My oh my this getting old buso is wrong. In the last few months some friends who I have had in my life since the late 90's/early 2000's have had some really rotten things happen..
But before I go into the rotten things I do want to say...
One of those friends is the step sister of my abusive ex. She, let's call her Maggie, for arguments sake, is the most amazing and wonderful person. Maggie is full of love and just pure joy. When I was with her step-brother (and normally I would not differentiate but in this case I need to) I am not sure she had any idea what was going on. She was so young and carefree. But she was my friend. When I was a size 10 and still thought I was rubbish, she propped me up. We laughed (if you are reading this, remember zooming down the highway back to the Gold Coast singing at the top of our lungs to Faith Hill - I remember like it was yesterday), smoked far too many cigarettes over coffee - at 7am, in Brisbane, while we waited to go to work (hell, we chose to get up at 5am in those days!) and generally just did "happy stuff".

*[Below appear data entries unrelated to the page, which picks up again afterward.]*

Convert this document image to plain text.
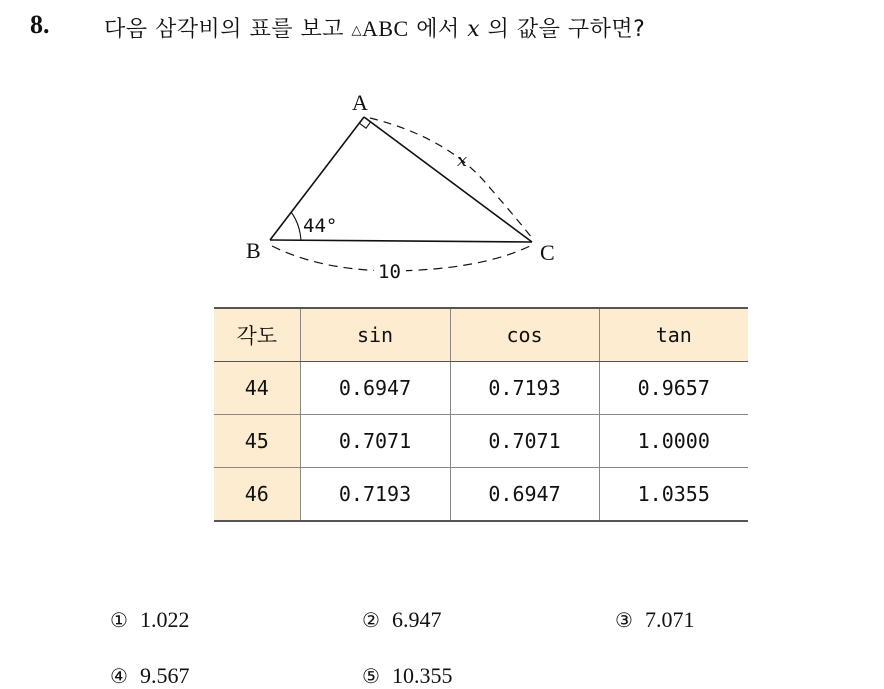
8. 다음 삼각비의 표를 보고 △ABC 에서 x 의 값을 구하면?
A
B	C
44°
10
x
각도	sin	cos	tan
44	0.6947	0.7193	0.9657
45	0.7071	0.7071	1.0000
46	0.7193	0.6947	1.0355
① 1.022	② 6.947	③ 7.071
④ 9.567	⑤ 10.355
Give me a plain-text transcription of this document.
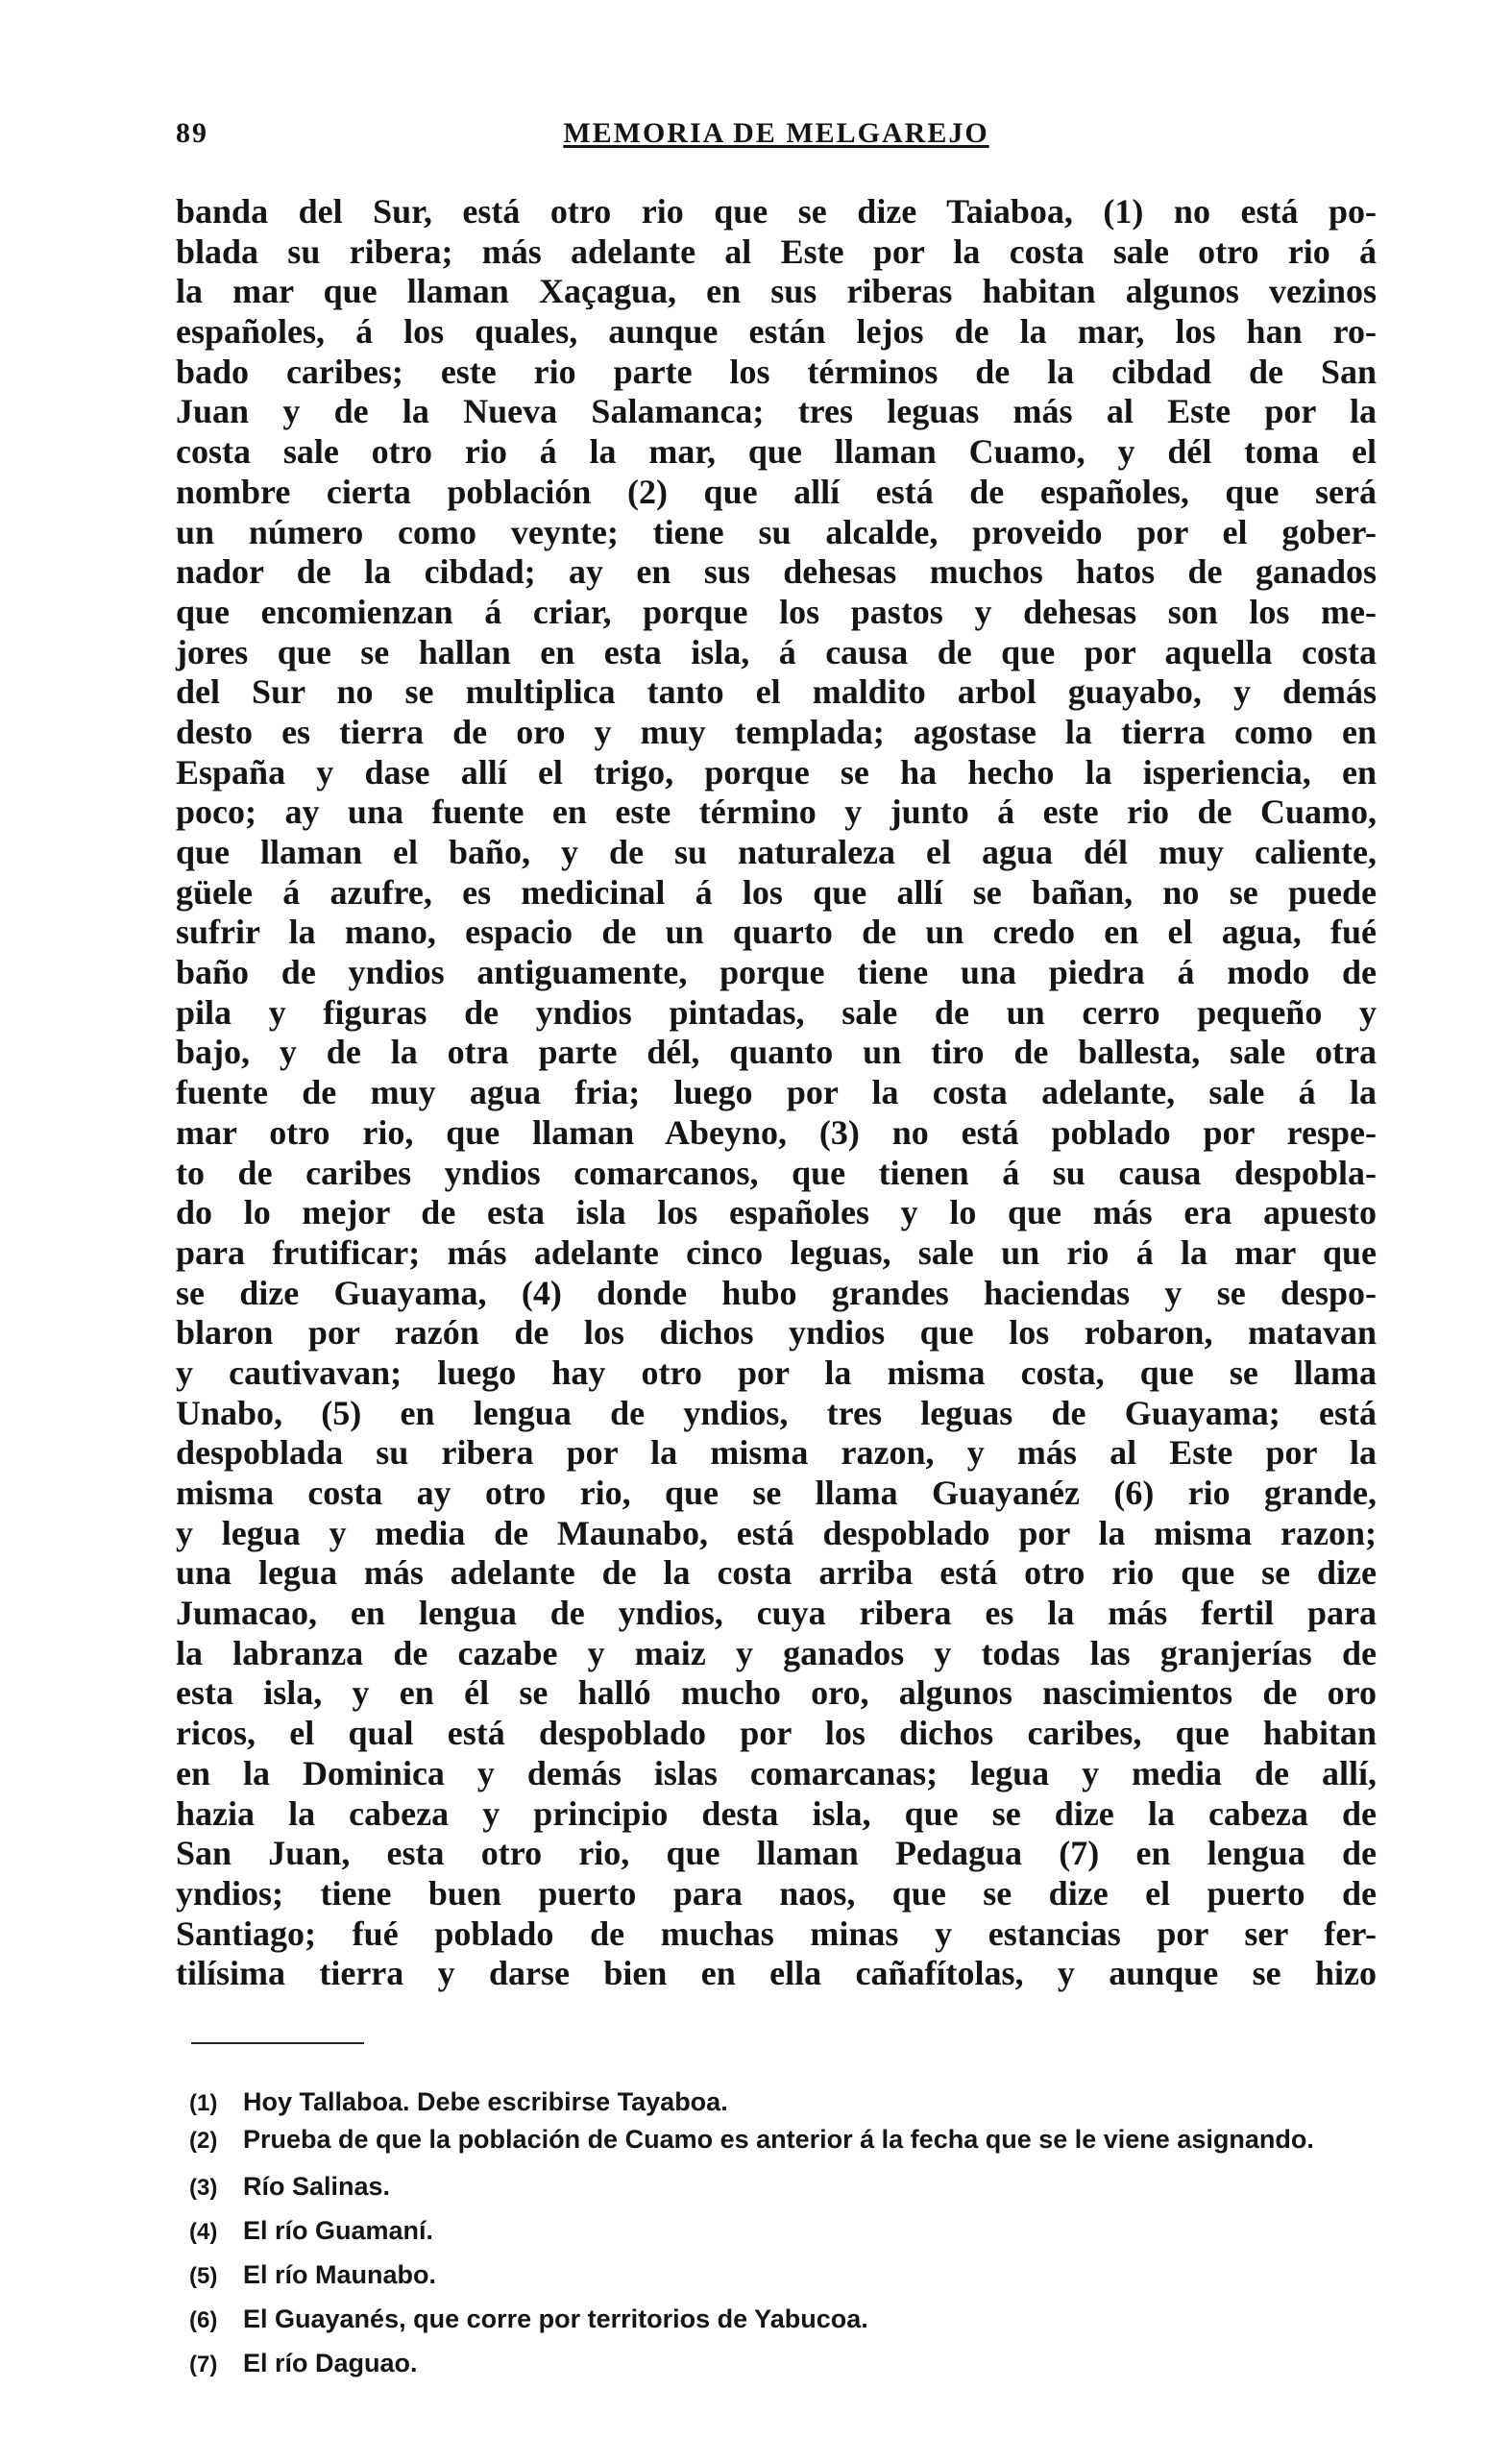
89	MEMORIA DE MELGAREJO
banda del Sur, está otro rio que se dize Taiaboa, (1) no está po-
blada su ribera; más adelante al Este por la costa sale otro rio á
la mar que llaman Xaçagua, en sus riberas habitan algunos vezinos
españoles, á los quales, aunque están lejos de la mar, los han ro-
bado caribes; este rio parte los términos de la cibdad de San
Juan y de la Nueva Salamanca; tres leguas más al Este por la
costa sale otro rio á la mar, que llaman Cuamo, y dél toma el
nombre cierta población (2) que allí está de españoles, que será
un número como veynte; tiene su alcalde, proveido por el gober-
nador de la cibdad; ay en sus dehesas muchos hatos de ganados
que encomienzan á criar, porque los pastos y dehesas son los me-
jores que se hallan en esta isla, á causa de que por aquella costa
del Sur no se multiplica tanto el maldito arbol guayabo, y demás
desto es tierra de oro y muy templada; agostase la tierra como en
España y dase allí el trigo, porque se ha hecho la isperiencia, en
poco; ay una fuente en este término y junto á este rio de Cuamo,
que llaman el baño, y de su naturaleza el agua dél muy caliente,
güele á azufre, es medicinal á los que allí se bañan, no se puede
sufrir la mano, espacio de un quarto de un credo en el agua, fué
baño de yndios antiguamente, porque tiene una piedra á modo de
pila y figuras de yndios pintadas, sale de un cerro pequeño y
bajo, y de la otra parte dél, quanto un tiro de ballesta, sale otra
fuente de muy agua fria; luego por la costa adelante, sale á la
mar otro rio, que llaman Abeyno, (3) no está poblado por respe-
to de caribes yndios comarcanos, que tienen á su causa despobla-
do lo mejor de esta isla los españoles y lo que más era apuesto
para frutificar; más adelante cinco leguas, sale un rio á la mar que
se dize Guayama, (4) donde hubo grandes haciendas y se despo-
blaron por razón de los dichos yndios que los robaron, matavan
y cautivavan; luego hay otro por la misma costa, que se llama
Unabo, (5) en lengua de yndios, tres leguas de Guayama; está
despoblada su ribera por la misma razon, y más al Este por la
misma costa ay otro rio, que se llama Guayanéz (6) rio grande,
y legua y media de Maunabo, está despoblado por la misma razon;
una legua más adelante de la costa arriba está otro rio que se dize
Jumacao, en lengua de yndios, cuya ribera es la más fertil para
la labranza de cazabe y maiz y ganados y todas las granjerías de
esta isla, y en él se halló mucho oro, algunos nascimientos de oro
ricos, el qual está despoblado por los dichos caribes, que habitan
en la Dominica y demás islas comarcanas; legua y media de allí,
hazia la cabeza y principio desta isla, que se dize la cabeza de
San Juan, esta otro rio, que llaman Pedagua (7) en lengua de
yndios; tiene buen puerto para naos, que se dize el puerto de
Santiago; fué poblado de muchas minas y estancias por ser fer-
tilísima tierra y darse bien en ella cañafítolas, y aunque se hizo
(1) Hoy Tallaboa. Debe escribirse Tayaboa.
(2) Prueba de que la población de Cuamo es anterior á la fecha que se le viene asignando.
(3) Río Salinas.
(4) El río Guamaní.
(5) El río Maunabo.
(6) El Guayanés, que corre por territorios de Yabucoa.
(7) El río Daguao.
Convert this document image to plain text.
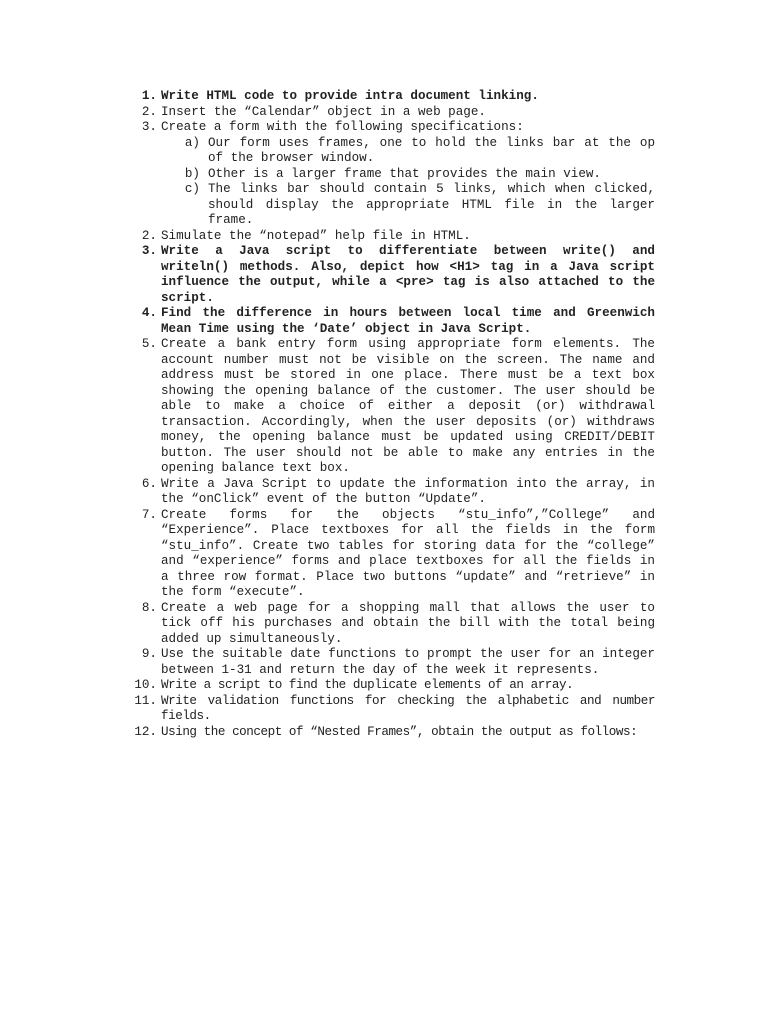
1. Write HTML code to provide intra document linking.
2. Insert the “Calendar” object in a web page.
3. Create a form with the following specifications:
a) Our form uses frames, one to hold the links bar at the op of the browser window.
b) Other is a larger frame that provides the main view.
c) The links bar should contain 5 links, which when clicked, should display the appropriate HTML file in the larger frame.
2. Simulate the “notepad” help file in HTML.
3. Write a Java script to differentiate between write() and writeln() methods. Also, depict how <H1> tag in a Java script influence the output, while a <pre> tag is also attached to the script.
4. Find the difference in hours between local time and Greenwich Mean Time using the ‘Date’ object in Java Script.
5. Create a bank entry form using appropriate form elements. The account number must not be visible on the screen. The name and address must be stored in one place. There must be a text box showing the opening balance of the customer. The user should be able to make a choice of either a deposit (or) withdrawal transaction. Accordingly, when the user deposits (or) withdraws money, the opening balance must be updated using CREDIT/DEBIT button. The user should not be able to make any entries in the opening balance text box.
6. Write a Java Script to update the information into the array, in the “onClick” event of the button “Update”.
7. Create forms for the objects “stu_info”,”College” and “Experience”. Place textboxes for all the fields in the form “stu_info”. Create two tables for storing data for the “college” and “experience” forms and place textboxes for all the fields in a three row format. Place two buttons “update” and “retrieve” in the form “execute”.
8. Create a web page for a shopping mall that allows the user to tick off his purchases and obtain the bill with the total being added up simultaneously.
9. Use the suitable date functions to prompt the user for an integer between 1-31 and return the day of the week it represents.
10. Write a script to find the duplicate elements of an array.
11. Write validation functions for checking the alphabetic and number fields.
12. Using the concept of “Nested Frames”, obtain the output as follows:
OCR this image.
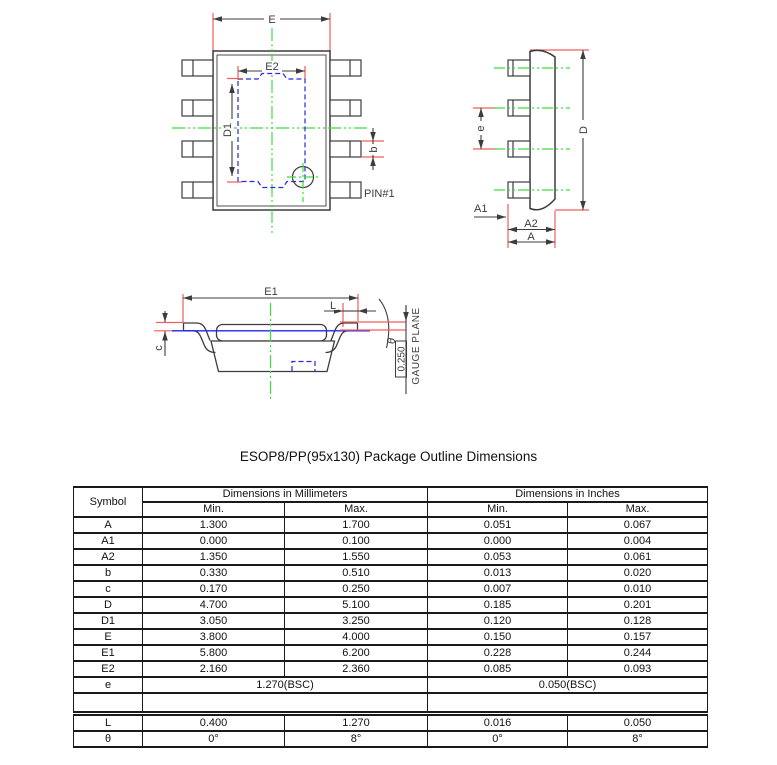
E
E2
D1
b
PIN#1
e	D
A1
A2
A
E1
L
c
θ
0.250 GAUGE PLANE
ESOP8/PP(95x130) Package Outline Dimensions
Symbol	Dimensions in Millimeters		Dimensions in Inches	
	Min.	Max.	Min.	Max.
A	1.300	1.700	0.051	0.067
A1	0.000	0.100	0.000	0.004
A2	1.350	1.550	0.053	0.061
b	0.330	0.510	0.013	0.020
c	0.170	0.250	0.007	0.010
D	4.700	5.100	0.185	0.201
D1	3.050	3.250	0.120	0.128
E	3.800	4.000	0.150	0.157
E1	5.800	6.200	0.228	0.244
E2	2.160	2.360	0.085	0.093
e	1.270(BSC)		0.050(BSC)	

L	0.400	1.270	0.016	0.050
θ	0°	8°	0°	8°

Maggie lost her mum some years ago. Essentially, my ex mother in law. But I didn't know. As we had drifted apart. It was necessary for my healing. We connected again, not sure how (feel free to chime in here Maggie) and it has added such a wonderful dimension to my life again. We are not close, as in besties, but every now and then we reconnect and it feels like yesterday.
We connected again and I was to find out she had also lost her father recently. Essentially leaving her in the world with her husband and her son, which is not alone but can make you feel very vulnerable. I am so sorry my friend, life can be terrible sometimes. I know he was your world. I can't bring him back and I can't fix it. But I can say the sun will shine again one day, I promise.
Another friend is my ballsy American friend, let's call her, Emily. Emily bounded into my life in April 2000 and wow, I never looked back. She kicked me under the table when I called our CEO a self righteous c*** (sorry readers, but he was, he was a right, asshole) and supported me when, surprisingly, I got "retrenched" two weeks later... Again, she has faded in and out of my life for 16 years. We chat occasionally but recently spent a weekend together after the passing of her, well, the love of her life. Only thing is he didn't really know... Well, he did, but it was difficult... I was going to my magical place at the beach and Emily joined me. We drank too much, cried a lot and enjoyed a walk along the beach, where a pod of dolphins magically appeared. About 40 of them. You ask anyone who frequents that beach - it is unheard of. We both think it was the love of her life telling her he was there..
Anyway, where I am going with this is, over the last 18 months I have felt there have been a lot of fair weather friends in my life. But these two remind me that good friends are not people you talk to every day, every week or every month. They are friends who are there, over time and over years. Regardless of circumstance.
Thank you "Maggie" and "Emily". You rock. And you remind me - there are true friends out there who are not fair weather. I look forward to many happy years with you both in it.